Pese al linchamiento que ha recibido ("¡uy, sí, qué fácil empatizar con la mujer que atropelló a tres jóvenes sólo porque es de tu mismo nivel social!"), yo sí me siento identificada con la columna de Patricia del Río.
Cada vez que salgo a manejar, ruego para que no me ocurra un accidente que ponga en peligro la vida de terceros.
No manejamos en Alemania ni en Holanda. El tráfico en el Perú es un caos y no todo depende de tu pericia, de tu manejo del reglamento ni de tu buena voluntad. Hay mucho de buena suerte en volver a casa sin percances. A veces, de milagro.

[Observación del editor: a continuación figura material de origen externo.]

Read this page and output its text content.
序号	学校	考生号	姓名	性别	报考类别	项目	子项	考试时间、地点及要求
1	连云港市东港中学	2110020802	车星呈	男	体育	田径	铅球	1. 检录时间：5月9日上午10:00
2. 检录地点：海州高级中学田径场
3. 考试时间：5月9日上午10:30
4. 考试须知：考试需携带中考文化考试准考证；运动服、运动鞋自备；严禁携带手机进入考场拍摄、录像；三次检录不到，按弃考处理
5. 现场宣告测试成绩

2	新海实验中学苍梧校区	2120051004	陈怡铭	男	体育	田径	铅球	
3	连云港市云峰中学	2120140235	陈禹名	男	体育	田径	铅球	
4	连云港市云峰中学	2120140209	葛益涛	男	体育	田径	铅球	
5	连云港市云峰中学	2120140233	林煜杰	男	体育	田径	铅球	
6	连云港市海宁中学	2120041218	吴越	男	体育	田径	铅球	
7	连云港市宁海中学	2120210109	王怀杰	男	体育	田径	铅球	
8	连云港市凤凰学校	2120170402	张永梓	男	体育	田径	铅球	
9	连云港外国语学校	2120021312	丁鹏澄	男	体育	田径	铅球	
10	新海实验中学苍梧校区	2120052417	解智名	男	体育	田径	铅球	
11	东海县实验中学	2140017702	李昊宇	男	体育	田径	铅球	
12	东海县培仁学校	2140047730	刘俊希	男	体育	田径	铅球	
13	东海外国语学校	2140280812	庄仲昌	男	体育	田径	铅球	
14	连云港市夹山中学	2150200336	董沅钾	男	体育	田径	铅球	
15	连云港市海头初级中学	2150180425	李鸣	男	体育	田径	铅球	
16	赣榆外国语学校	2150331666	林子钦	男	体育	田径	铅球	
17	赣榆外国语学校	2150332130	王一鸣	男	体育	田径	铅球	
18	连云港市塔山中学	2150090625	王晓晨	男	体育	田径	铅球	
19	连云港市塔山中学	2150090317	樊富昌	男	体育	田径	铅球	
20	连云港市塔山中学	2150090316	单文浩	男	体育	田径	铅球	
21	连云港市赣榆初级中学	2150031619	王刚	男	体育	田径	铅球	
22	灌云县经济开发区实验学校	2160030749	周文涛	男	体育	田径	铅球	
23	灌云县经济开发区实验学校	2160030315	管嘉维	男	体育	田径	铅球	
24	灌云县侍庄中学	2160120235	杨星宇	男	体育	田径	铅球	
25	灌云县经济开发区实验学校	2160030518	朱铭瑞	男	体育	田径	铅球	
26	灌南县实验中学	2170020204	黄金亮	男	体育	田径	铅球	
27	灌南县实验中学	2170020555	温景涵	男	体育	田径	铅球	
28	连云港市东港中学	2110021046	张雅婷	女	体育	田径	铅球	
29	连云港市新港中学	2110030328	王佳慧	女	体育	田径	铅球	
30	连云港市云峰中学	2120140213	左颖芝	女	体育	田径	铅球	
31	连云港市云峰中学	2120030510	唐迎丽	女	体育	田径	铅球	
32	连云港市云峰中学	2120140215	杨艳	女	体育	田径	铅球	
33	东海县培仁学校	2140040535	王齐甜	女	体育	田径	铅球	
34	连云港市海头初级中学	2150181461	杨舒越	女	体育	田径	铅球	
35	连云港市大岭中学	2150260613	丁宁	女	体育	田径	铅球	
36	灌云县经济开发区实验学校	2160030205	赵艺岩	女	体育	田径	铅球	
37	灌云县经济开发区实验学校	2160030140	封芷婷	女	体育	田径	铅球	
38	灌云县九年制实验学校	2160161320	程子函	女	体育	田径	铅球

Pero más empatizo con los muchachos que no volvieron más a sus hogares y con sus padres. No sólo porque a menudo también soy una peatona más en nuestras calles y tengo que torear señores y señoras a bordo de camionetones que piensan que su prepotencia está por encima del reglamento, sino porque la desgracia más inimaginable es la de perder un hijo.
Esos padres nunca podrán ser reparados de su pérdida. Allí no hay comparación posible. La desgracia mayor es la suya. Si tuviera que elegir a quién consolar, sería a ellos. Un millón de veces.